Certes, depuis que Katrina a frappé la Nouvelle-Orléans en 2005 et, par conséquent, le marché de l’automobile d’occasion, les règles gouvernementales ne sont resserrées d’un bout à l’autre du continent. À commencer par les pratiques de divulgation aux (et par les) assureurs, qui sont devenues plus sévères.
Reste qu’il y a toujours des mailles dans un filet qui s’étire d’un état américain à l’autre… et jusqu’à nos provinces. Comment éviter les pièges? Nous avons pour vous ces quelques conseils.
#1 L’inspection: un must!
Si tous les acheteurs de véhicules usagés prenaient la peine de payer pour une pré-inspection effectuée chez un garagiste de confiance, telle que recommandée par les spécialistes de l’automobile, il n’y aurait jamais de véhicules inondés, ici ou ailleurs, vendus comme s’ils n’avaient jamais connu l’ondée.
On ne le répétera jamais assez: l’inspection mécanique effectuée par un garagiste indépendant (ou un centre technique de CAA-Québec) est primordiale. Moyennant de 50$ à 150$, cette opération vous dévoilera la plupart des vices cachés: compteurs reculés, réparations plus importantes que prévu, véhicules accidentés, reconstruits ou… inondés.
Notez qu’une bonne inspection passe par une vérification de la carrosserie, une évaluation des systèmes électriques, l’analyse de la performance du moteur par ordinateur et… un essai routier.
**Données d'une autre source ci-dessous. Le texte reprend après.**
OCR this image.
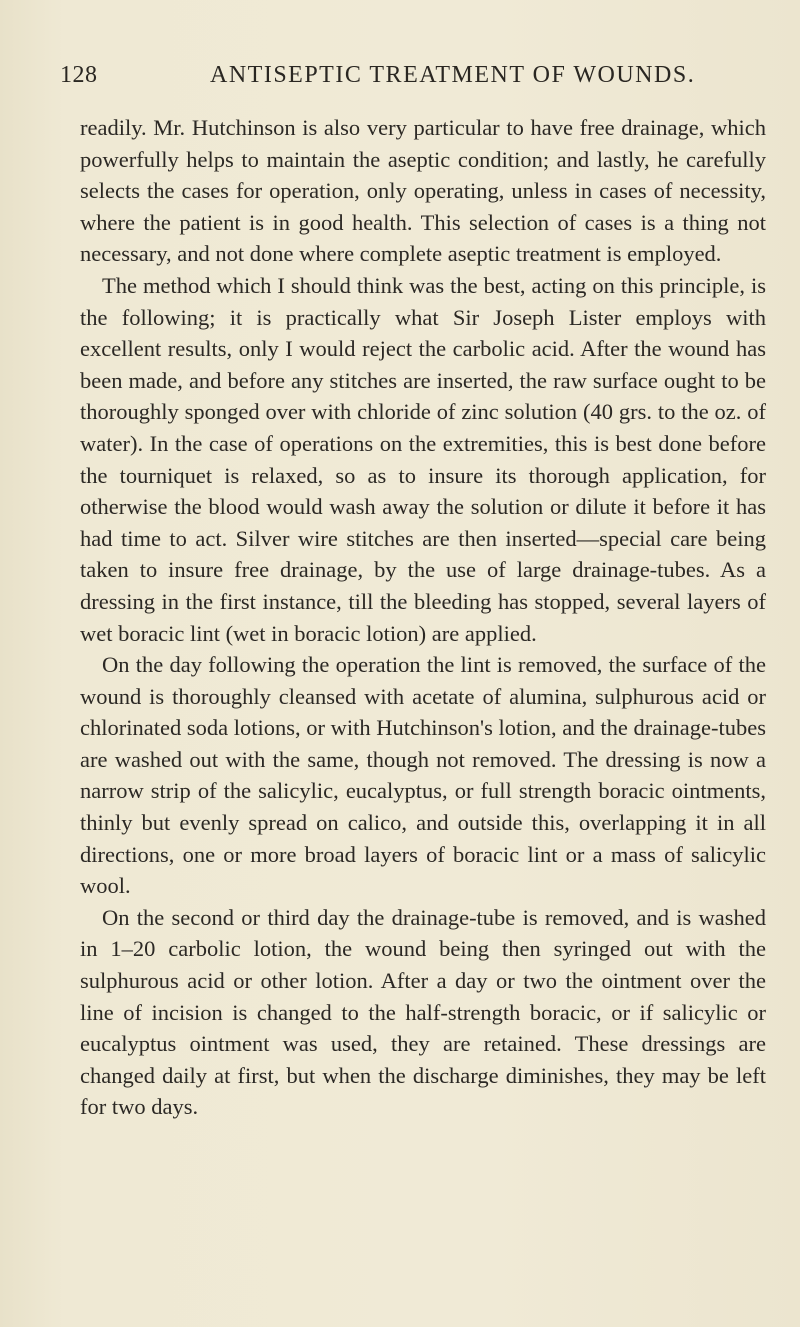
128	ANTISEPTIC TREATMENT OF WOUNDS.

readily. Mr. Hutchinson is also very particular to have free drainage, which powerfully helps to maintain the aseptic condition; and lastly, he carefully selects the cases for operation, only operating, unless in cases of necessity, where the patient is in good health. This selection of cases is a thing not necessary, and not done where complete aseptic treatment is employed.

The method which I should think was the best, acting on this principle, is the following; it is practically what Sir Joseph Lister employs with excellent results, only I would reject the carbolic acid. After the wound has been made, and before any stitches are inserted, the raw surface ought to be thoroughly sponged over with chloride of zinc solution (40 grs. to the oz. of water). In the case of operations on the extremities, this is best done before the tourniquet is relaxed, so as to insure its thorough application, for otherwise the blood would wash away the solution or dilute it before it has had time to act. Silver wire stitches are then inserted—special care being taken to insure free drainage, by the use of large drainage-tubes. As a dressing in the first instance, till the bleeding has stopped, several layers of wet boracic lint (wet in boracic lotion) are applied.

On the day following the operation the lint is removed, the surface of the wound is thoroughly cleansed with acetate of alumina, sulphurous acid or chlorinated soda lotions, or with Hutchinson's lotion, and the drainage-tubes are washed out with the same, though not removed. The dressing is now a narrow strip of the salicylic, eucalyptus, or full strength boracic ointments, thinly but evenly spread on calico, and outside this, overlapping it in all directions, one or more broad layers of boracic lint or a mass of salicylic wool.

On the second or third day the drainage-tube is removed, and is washed in 1–20 carbolic lotion, the wound being then syringed out with the sulphurous acid or other lotion. After a day or two the ointment over the line of incision is changed to the half-strength boracic, or if salicylic or eucalyptus ointment was used, they are retained. These dressings are changed daily at first, but when the discharge diminishes, they may be left for two days.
#2 L’essai routier: un autre indispensable
Justement, l’essai routier est l’autre indispensable dans votre processus d’achat d’occasion. Et ne soyez pas gênés de le solliciter; passer outre revient à se marier… sans avoir au préalable rencontré votre partenaire de vie. (!)
Idéalement, votre essai s’effectuera sur un parcours varié: route, autoroute et ville. Essayez de rouler dans un environnement qui vous est familier, ce qui vous permettra de vous concentrer sur le comportement de la voiture, non sur la signalisation routière.
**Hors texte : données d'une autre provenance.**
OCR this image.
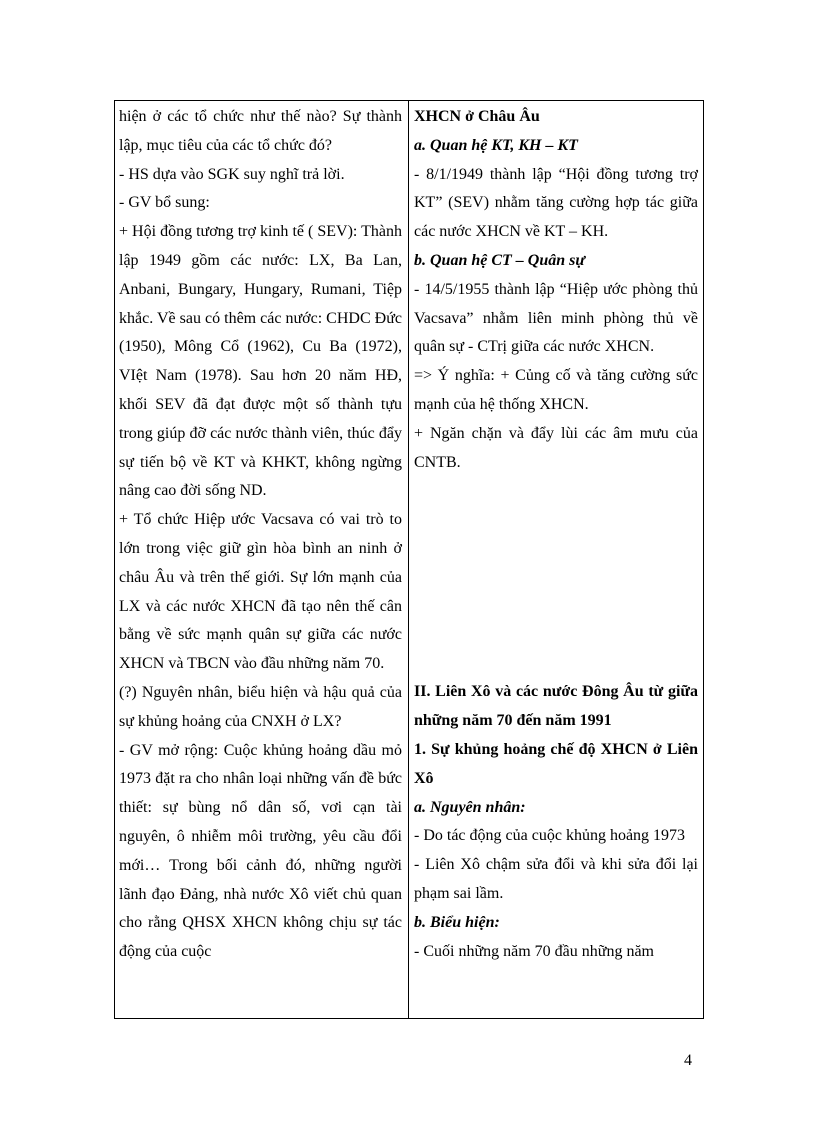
hiện ở các tổ chức như thế nào? Sự thành lập, mục tiêu của các tổ chức đó?

- HS dựa vào SGK suy nghĩ trả lời.

- GV bổ sung:

+ Hội đồng tương trợ kinh tế ( SEV): Thành lập 1949 gồm các nước: LX, Ba Lan, Anbani, Bungary, Hungary, Rumani, Tiệp khắc. Về sau có thêm các nước: CHDC Đức (1950), Mông Cổ (1962), Cu Ba (1972), VIệt Nam (1978). Sau hơn 20 năm HĐ, khối SEV đã đạt được một số thành tựu trong giúp đỡ các nước thành viên, thúc đẩy sự tiến bộ về KT và KHKT, không ngừng nâng cao đời sống ND.

+ Tổ chức Hiệp ước Vacsava có vai trò to lớn trong việc giữ gìn hòa bình an ninh ở châu Âu và trên thế giới. Sự lớn mạnh của LX và các nước XHCN đã tạo nên thế cân bằng về sức mạnh quân sự giữa các nước XHCN và TBCN vào đầu những năm 70.

(?) Nguyên nhân, biểu hiện và hậu quả của sự khủng hoảng của CNXH ở LX?

- GV mở rộng: Cuộc khủng hoảng dầu mỏ 1973 đặt ra cho nhân loại những vấn đề bức thiết: sự bùng nổ dân số, vơi cạn tài nguyên, ô nhiễm môi trường, yêu cầu đổi mới… Trong bối cảnh đó, những người lãnh đạo Đảng, nhà nước Xô viết chủ quan cho rằng QHSX XHCN không chịu sự tác động của cuộc

XHCN ở Châu Âu

a. Quan hệ KT, KH – KT

- 8/1/1949 thành lập “Hội đồng tương trợ KT” (SEV) nhằm tăng cường hợp tác giữa các nước XHCN về KT – KH.

b. Quan hệ CT – Quân sự

- 14/5/1955 thành lập “Hiệp ước phòng thủ Vacsava” nhằm liên minh phòng thủ về quân sự - CTrị giữa các nước XHCN.

=> Ý nghĩa: + Củng cố và tăng cường sức mạnh của hệ thống XHCN.

+ Ngăn chặn và đẩy lùi các âm mưu của CNTB.

II. Liên Xô và các nước Đông Âu từ giữa những năm 70 đến năm 1991

1. Sự khủng hoảng chế độ XHCN ở Liên Xô

a. Nguyên nhân:

- Do tác động của cuộc khủng hoảng 1973

- Liên Xô chậm sửa đổi và khi sửa đổi lại phạm sai lầm.

b. Biểu hiện:

- Cuối những năm 70 đầu những năm

4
Soyez attentif aux bruits et aux odeurs de la voiture essayée, question de déceler ce qui pourrait clocher.
Elle vous fait peut-être bien envie, cette voiture, mais soyez-en très critique pendant qu’il est encore temps, c’est à dire avant de l’acheter: la tenue de route est-elle stable? Les accessoires fonctionnent-ils correctement? Les rapports de transmission se passent-ils sans anicroche? Est-ce que… l’habitacle sent l’humidité?
#3 L’historique… dans une moindre mesure
Obtenir les factures d’entretien et de réparations est une bien bonne chose lorsqu’on achète usagé, mais rien ne vous dira, dans ces documents, si le véhicule a été inondé.
À ce sujet, l’historique que vous obtiendrez pour une cinquantaine de dollars auprès de Carproof ou des autres firmes du genre peuvent davantage vous aider. Vous aurez ainsi le coeur net quant à la provenance du véhicule, mais aussi quant à ses différents propriétaires avec, en prime, son journal d’entretien. S’il y a lieu, les informations vous seront livrées sur les accidents rapportés par la police, l’estimation des dommages, les déclarations de vol, de reconstruction, voire le dossier d’importation.
Cela dit, pareil historique n’est pas une assurance à toute épreuve et est donc à prendre avec un grain de sel. «Ne vous y fiez pas à 100%, dit Jean-François Cavanagh, avocat spécialisé dans le droit automobile. Après tout, il ne s’agit que d’une compilation des données d’immatriculation et des regroupements d’assureurs; il peut y avoir des erreurs.»
Ou des informations capitales qui brillent par leur absence, parce qu’elles n’ont pas été divulguées…
#4 Faut-il vraiment qu’elle vienne d’ailleurs?
Faire l’acquisition d’une voiture usagée et s’en tirer à bon compte demande plus de temps et d’énergie que ce que la majorité des acheteurs croient. Il faut jouer à Colombo pour déterrer le vrai du faux – et c’est encore plus vrai lorsqu’il s’agit d’un véhicule provenant de l’extérieur de nos frontières.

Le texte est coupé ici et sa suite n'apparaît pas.